Bob Industries director Trish Sie and her brother, Damian Kulash, lead singer of the band OK Go, grew up worshipping Connecticut-based dance company Pilobolus, known for its intense athleticism and imaginative physical interplay. "Instead of pictures of the Breakfast Club, we had pictures of Pilobolus on our walls," says Sie.
It seemed just a matter of time, then, before the siblings, who have collaborated on clips for Kulash's band, invited Pilobolus to partner on their latest effort, the new video for OK Go's "All Is Not Lost." It features a kaleidoscope of the band members and dancers' bodies, shot from below through a transparent barrier. While the shooting angle is quite unique --"I've heard there's a porn movie somewhere that was shot from below, but that's it," says Sie -- the video also breaks new technological ground.
The trifecta also partnered with Google to create an HTML5-powered interactive experience, which leverages the Chrome browser to showcase the clip through 12 separate windows of dances that shift along with the music. Users can also type in messages in Roman letter or Japanese and watch the band create the letters with their bodies. The result? A visually arresting intersection of dance, technology and direction.
For Sie, who has, as she describes it, a filmmaker's aesthetic with a dancer's mindset, this was probably one of the hardest things she's ever worked on. "There was nothing that had been done like this so I just had to go with my imagination," she says. Breaking new ground can be logistically exhausting too. To shoot from below, "we initially thought we would use Plexiglas but turns out that it's super expensive." They could only afford a small sheet, so the group's rehearsal space also ended up much smaller than expected.
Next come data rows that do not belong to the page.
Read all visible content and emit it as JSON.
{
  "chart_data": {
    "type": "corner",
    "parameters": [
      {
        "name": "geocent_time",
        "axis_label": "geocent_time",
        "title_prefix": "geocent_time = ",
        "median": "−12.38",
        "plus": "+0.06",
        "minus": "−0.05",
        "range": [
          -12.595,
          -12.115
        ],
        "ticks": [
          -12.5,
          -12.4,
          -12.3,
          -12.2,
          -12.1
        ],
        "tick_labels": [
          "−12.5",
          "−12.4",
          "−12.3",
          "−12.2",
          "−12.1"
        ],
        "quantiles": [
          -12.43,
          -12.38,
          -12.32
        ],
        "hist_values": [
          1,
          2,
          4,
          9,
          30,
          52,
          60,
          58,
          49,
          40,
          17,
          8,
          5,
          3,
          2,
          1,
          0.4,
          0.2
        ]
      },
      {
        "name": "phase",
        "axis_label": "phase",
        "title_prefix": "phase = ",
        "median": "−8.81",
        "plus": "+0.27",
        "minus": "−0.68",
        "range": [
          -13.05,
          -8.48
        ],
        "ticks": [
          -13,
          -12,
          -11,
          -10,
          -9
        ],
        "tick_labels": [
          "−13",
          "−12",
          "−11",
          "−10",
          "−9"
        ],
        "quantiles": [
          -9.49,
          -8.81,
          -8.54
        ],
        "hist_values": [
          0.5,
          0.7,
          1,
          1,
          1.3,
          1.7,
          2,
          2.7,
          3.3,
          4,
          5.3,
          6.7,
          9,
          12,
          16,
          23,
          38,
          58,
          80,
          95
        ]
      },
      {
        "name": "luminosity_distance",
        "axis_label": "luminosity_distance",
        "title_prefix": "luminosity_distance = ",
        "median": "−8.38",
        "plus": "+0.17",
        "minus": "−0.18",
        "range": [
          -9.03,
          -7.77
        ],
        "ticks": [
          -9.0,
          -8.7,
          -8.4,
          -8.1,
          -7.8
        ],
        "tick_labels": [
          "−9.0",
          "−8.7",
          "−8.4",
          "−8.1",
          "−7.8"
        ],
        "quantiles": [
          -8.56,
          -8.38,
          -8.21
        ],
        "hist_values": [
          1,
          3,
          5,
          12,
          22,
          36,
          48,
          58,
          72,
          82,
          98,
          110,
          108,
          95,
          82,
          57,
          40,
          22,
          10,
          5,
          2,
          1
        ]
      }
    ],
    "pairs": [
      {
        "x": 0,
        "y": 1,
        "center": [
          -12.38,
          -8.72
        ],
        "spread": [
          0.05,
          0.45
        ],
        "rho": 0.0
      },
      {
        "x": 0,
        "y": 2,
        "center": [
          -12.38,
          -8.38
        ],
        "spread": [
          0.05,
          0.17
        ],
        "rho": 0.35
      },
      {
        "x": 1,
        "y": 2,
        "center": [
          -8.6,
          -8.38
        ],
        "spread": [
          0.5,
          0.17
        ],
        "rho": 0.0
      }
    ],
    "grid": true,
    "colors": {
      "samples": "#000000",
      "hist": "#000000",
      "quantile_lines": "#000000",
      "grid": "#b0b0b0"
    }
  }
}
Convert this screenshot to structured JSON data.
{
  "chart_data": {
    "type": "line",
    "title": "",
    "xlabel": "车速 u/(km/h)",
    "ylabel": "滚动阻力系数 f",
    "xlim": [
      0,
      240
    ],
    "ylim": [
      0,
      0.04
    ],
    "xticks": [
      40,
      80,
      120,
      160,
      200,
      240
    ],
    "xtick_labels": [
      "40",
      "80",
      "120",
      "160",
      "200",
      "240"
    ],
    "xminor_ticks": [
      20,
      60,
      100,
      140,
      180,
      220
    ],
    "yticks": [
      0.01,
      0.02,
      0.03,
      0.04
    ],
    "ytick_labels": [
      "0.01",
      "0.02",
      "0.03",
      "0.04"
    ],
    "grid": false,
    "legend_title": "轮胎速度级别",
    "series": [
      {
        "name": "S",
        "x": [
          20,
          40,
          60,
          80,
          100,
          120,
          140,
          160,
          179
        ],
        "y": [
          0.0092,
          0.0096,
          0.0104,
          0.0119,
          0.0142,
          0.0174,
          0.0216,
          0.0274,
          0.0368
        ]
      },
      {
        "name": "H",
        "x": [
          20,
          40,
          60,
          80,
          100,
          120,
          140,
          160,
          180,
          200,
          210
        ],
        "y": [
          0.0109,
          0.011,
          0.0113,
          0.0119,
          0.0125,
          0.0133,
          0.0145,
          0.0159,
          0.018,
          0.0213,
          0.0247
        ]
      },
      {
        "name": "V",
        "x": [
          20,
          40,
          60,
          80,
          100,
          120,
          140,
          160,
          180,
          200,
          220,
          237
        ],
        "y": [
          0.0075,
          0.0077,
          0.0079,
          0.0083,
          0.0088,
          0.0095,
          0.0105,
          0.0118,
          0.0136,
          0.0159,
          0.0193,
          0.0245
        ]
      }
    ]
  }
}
Then, there was the headache of choreography. Although that happens to be Sie's forte--the former competitive ballroomdancer and instructor proved as much on OK Go's treadmill hit for "Here We Go Again" -- she and her partners almost had to think further than their brains could let them: whose arm would go under whose leg, whose face could be seen in each shot, who would go under. "We kept thinking there's probably a software that could figure this out for us," says Sie. "But of course there wasn't and our brain was just turning into mush with all the possibilities."
During the weeks of rehearsal leading up to the shoot, the group experimented with using hula-hoops and finger paints. "The sky was the limit," says Sie. "But at the end of the day, we were most struck by how beautiful human bodies looked from this angle."
And it was only then that Google entered the picture -- "Instead of one window we were suddenly going to have 12 and that gave us a lot more space to work with," says Sie.
It helped that she, the band and Pilobolus have a similar sensibility. "We were of the type that just went out there and played with things and then saw what worked." Google too, proved an ideal partner. "They knew it had to be a music and art project first," she says. "We wanted technology that showcased our art and they wanted art to showcase technology. It wasn't a marketing stunt, it was effortless collaboration."
Collaboration seems to be Sie's favorite word. She insists that one of the reasons she's ever been able to pull off any of her work is because of the people she has worked with. That's how she chooses her projects, too. "The idea is less important than how it is executed," she says. "It's all about the people who are working on the project. If they're good, even a paint-by-numbers on the side of a building can become successful."
And success has finally caught up with Sie's style. Since signing with Bob Industries in 2007, she has directed spots for Levi's and Haagen-Dazs, including the award-winning "Help the Honeybees" effort for the latter. She won a Grammy for her "Here It Goes Again" and went on to direct OK Go's video for "White Knuckles" off the band's sophomore album. Among Sie's current projects is a spot for restaurant franchise El Pollo Loco out of Goodness mfg and an upcoming commercial for Hunt's Tomatoes. And next month she will be working on choreography for her friends' film.
Overall, Sie's approach reflects her preference for the simple over the complicated, the human over the robotic. "Maybe it's because I never went to film school. I'm a writer and a performer, so I prize those things over the technology," she says.